Wie gesagt, es geschieht oft so: Wo jemand von Herzen verzeiht, lösen sich die Probleme
Man muß das alles aber auch realistisch sehen. Es bedarf stets der Mitwirkung Gottes. Wenn ich mich nämlich heute nur auf mich selbst gestellt zu dem heroischen Entschluß aufraffe, dem anderen zu vergeben, dann wird das nur allzu leicht morgen oder übermorgen wieder infrage gestellt. Es bedarf eben wirklich dieser vollkommenen Gabe Gottes. Um sie müssen wir bitten.
Und noch etwas gehört zu einer realistischen Einschätzung der Situation: Wir bedürfen alle immer wieder der Vergebung.
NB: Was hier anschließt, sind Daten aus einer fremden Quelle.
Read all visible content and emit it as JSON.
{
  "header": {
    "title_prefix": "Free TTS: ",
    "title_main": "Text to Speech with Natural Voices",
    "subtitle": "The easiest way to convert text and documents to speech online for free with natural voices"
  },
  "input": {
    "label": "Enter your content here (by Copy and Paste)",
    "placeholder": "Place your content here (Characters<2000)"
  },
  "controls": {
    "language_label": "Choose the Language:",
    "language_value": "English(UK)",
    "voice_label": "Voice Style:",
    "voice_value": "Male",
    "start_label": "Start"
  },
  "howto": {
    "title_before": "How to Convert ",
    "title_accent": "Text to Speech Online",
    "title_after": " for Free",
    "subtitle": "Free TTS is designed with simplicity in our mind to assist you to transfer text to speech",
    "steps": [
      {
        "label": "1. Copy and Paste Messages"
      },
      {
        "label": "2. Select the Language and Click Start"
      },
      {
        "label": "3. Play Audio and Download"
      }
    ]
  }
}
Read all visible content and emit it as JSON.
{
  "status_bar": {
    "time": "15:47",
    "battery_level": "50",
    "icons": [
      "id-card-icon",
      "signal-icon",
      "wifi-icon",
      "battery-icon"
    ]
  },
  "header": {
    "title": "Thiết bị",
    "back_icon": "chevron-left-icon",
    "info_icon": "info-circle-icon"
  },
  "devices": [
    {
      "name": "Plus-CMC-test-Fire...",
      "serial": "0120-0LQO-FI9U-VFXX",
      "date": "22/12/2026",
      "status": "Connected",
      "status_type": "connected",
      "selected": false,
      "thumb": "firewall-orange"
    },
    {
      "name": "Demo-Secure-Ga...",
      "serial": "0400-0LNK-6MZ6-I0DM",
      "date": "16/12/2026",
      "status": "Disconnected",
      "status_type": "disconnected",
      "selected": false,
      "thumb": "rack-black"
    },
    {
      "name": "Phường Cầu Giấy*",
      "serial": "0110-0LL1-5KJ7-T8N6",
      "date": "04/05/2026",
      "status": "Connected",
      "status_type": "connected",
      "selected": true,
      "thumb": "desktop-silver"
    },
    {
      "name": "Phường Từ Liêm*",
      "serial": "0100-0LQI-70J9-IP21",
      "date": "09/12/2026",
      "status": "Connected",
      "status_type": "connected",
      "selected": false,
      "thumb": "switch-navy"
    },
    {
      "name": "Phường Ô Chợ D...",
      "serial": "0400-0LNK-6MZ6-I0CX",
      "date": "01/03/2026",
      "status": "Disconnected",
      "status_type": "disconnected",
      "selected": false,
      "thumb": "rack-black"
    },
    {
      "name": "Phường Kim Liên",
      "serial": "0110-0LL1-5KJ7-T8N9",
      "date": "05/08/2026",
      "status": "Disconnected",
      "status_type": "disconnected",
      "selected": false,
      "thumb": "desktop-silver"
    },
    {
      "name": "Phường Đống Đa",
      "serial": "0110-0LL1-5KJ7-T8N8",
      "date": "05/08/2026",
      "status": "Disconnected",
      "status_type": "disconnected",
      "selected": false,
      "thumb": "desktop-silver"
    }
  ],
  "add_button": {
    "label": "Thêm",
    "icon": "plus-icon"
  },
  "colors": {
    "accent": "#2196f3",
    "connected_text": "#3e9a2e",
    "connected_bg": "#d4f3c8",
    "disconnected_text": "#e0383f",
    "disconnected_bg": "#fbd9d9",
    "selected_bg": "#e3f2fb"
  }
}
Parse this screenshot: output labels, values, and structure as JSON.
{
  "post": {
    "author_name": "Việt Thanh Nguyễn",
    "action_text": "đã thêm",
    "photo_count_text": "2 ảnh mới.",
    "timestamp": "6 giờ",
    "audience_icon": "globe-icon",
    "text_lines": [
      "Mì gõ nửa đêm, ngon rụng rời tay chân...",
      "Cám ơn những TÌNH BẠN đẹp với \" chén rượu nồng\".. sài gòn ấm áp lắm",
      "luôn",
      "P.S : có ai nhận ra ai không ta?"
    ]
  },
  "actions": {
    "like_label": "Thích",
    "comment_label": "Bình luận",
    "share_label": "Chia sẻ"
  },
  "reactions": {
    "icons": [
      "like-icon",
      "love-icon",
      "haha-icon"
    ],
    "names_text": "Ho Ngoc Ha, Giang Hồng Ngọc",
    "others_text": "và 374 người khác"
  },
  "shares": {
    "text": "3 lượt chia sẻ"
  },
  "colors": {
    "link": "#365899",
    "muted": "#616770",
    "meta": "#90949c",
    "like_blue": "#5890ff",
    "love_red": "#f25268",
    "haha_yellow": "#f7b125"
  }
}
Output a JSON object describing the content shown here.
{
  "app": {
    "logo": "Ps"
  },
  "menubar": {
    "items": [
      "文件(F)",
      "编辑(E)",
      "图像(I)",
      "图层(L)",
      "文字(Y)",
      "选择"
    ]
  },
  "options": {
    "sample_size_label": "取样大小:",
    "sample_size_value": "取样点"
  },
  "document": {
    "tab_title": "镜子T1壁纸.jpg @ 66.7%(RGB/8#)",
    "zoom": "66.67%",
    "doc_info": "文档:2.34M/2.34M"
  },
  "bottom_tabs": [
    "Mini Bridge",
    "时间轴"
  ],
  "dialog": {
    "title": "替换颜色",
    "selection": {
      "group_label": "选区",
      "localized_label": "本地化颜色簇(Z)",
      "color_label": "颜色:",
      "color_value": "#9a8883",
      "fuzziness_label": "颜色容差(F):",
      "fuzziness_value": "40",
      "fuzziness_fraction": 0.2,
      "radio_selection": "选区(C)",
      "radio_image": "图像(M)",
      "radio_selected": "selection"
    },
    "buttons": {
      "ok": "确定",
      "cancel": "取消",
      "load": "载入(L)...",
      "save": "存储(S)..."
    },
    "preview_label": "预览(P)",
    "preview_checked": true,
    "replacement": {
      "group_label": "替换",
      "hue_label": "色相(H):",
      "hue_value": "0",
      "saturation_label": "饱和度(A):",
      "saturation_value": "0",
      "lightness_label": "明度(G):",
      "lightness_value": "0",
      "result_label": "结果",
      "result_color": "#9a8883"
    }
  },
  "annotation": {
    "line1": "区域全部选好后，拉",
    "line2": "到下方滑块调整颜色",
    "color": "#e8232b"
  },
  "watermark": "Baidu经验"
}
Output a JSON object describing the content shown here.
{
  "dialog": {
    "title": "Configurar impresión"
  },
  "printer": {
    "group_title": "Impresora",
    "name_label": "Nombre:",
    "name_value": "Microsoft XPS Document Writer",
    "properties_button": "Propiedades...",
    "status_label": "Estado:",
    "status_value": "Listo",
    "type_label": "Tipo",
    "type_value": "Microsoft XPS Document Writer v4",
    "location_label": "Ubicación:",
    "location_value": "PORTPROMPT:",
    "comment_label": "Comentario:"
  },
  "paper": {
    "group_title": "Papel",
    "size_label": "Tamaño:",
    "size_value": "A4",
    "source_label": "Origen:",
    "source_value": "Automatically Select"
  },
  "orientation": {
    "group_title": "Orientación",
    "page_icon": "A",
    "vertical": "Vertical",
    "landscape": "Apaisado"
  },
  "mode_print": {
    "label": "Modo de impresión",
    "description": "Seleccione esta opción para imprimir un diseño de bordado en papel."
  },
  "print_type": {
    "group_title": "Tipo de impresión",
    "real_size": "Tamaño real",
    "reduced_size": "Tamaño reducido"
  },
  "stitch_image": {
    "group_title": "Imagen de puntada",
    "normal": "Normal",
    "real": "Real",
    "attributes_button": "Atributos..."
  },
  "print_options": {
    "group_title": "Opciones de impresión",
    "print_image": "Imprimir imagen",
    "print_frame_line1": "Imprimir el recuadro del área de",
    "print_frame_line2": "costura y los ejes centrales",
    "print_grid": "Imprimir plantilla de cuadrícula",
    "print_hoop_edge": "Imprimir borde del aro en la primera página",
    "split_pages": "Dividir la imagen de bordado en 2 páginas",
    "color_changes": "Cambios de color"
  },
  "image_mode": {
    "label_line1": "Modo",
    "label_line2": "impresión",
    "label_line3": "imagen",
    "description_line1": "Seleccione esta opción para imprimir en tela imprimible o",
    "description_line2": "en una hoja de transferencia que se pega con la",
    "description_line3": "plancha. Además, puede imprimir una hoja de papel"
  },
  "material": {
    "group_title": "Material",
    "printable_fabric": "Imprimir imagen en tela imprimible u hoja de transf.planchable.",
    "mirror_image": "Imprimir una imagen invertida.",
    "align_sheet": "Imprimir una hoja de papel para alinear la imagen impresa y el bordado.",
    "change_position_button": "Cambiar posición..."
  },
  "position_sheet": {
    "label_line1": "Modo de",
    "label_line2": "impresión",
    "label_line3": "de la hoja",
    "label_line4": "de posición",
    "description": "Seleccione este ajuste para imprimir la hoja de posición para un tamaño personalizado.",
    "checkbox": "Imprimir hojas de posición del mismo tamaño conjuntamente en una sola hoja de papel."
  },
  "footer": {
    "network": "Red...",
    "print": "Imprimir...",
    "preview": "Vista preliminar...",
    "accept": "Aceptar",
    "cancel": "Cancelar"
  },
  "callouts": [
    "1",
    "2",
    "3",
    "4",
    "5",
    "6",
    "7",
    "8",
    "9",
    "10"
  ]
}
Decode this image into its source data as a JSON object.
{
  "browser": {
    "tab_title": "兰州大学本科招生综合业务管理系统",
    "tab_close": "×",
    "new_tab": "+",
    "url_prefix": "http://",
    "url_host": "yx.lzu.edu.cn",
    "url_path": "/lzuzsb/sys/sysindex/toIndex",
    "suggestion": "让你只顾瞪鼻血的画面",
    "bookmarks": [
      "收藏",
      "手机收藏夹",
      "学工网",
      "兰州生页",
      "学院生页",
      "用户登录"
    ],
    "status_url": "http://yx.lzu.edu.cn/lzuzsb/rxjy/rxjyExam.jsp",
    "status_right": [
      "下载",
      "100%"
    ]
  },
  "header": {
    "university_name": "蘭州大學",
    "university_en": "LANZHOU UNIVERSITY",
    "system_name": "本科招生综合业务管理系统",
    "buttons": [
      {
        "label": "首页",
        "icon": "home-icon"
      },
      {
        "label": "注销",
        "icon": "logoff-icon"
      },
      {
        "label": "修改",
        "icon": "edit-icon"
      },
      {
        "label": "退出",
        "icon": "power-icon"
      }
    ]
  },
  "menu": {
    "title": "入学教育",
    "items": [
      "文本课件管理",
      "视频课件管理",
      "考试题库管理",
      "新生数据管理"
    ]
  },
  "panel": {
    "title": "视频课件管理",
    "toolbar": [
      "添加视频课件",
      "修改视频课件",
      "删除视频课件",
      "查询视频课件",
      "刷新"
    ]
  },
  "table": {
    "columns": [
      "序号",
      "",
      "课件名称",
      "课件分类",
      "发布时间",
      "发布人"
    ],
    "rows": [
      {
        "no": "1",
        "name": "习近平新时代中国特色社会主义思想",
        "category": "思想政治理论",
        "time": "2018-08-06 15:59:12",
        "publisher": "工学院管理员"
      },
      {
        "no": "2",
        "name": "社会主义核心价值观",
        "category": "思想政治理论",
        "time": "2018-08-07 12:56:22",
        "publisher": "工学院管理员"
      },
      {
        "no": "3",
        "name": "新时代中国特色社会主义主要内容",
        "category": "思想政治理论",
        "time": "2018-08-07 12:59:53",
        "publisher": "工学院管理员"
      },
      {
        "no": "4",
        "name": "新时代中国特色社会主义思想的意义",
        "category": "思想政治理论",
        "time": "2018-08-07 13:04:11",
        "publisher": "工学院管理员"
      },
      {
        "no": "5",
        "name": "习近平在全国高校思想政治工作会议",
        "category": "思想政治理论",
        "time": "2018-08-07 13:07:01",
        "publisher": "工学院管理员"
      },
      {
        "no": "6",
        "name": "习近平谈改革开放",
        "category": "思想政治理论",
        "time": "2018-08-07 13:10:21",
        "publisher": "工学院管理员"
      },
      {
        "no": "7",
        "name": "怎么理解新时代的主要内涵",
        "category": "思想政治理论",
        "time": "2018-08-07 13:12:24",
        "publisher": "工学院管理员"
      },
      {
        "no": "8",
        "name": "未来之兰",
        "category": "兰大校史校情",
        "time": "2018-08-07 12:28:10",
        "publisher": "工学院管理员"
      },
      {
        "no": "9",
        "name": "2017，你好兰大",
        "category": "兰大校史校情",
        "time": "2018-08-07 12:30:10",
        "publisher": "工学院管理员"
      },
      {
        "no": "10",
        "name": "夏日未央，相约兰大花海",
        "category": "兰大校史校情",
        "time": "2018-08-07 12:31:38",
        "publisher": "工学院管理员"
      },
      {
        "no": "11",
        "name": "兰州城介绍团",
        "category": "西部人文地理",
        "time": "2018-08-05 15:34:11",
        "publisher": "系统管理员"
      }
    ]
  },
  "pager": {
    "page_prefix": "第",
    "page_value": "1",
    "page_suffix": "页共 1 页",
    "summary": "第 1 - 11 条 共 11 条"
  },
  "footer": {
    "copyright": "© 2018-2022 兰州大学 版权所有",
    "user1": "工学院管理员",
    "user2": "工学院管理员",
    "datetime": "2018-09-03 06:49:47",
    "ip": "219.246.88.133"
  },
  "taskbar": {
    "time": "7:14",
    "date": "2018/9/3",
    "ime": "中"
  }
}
Wir sind nun einmal keine Heiligen, sondern erleben Momente, in denen wir andere kränken oder verletzen. Und daher bedarf es stets erneut der Vergebung. Christen sind insofern imstande, diesen Akt zu setzen, als sie darauf vertrauen können, daß Jesus selbst eingreift. Daher kann Jesus dem Petrus auch sagen, man müsse nicht sieben- sondern siebenundsiebzigmal vergeben. So groß das Unrecht auch sein mag, Jesus ist da, um uns beizustehen.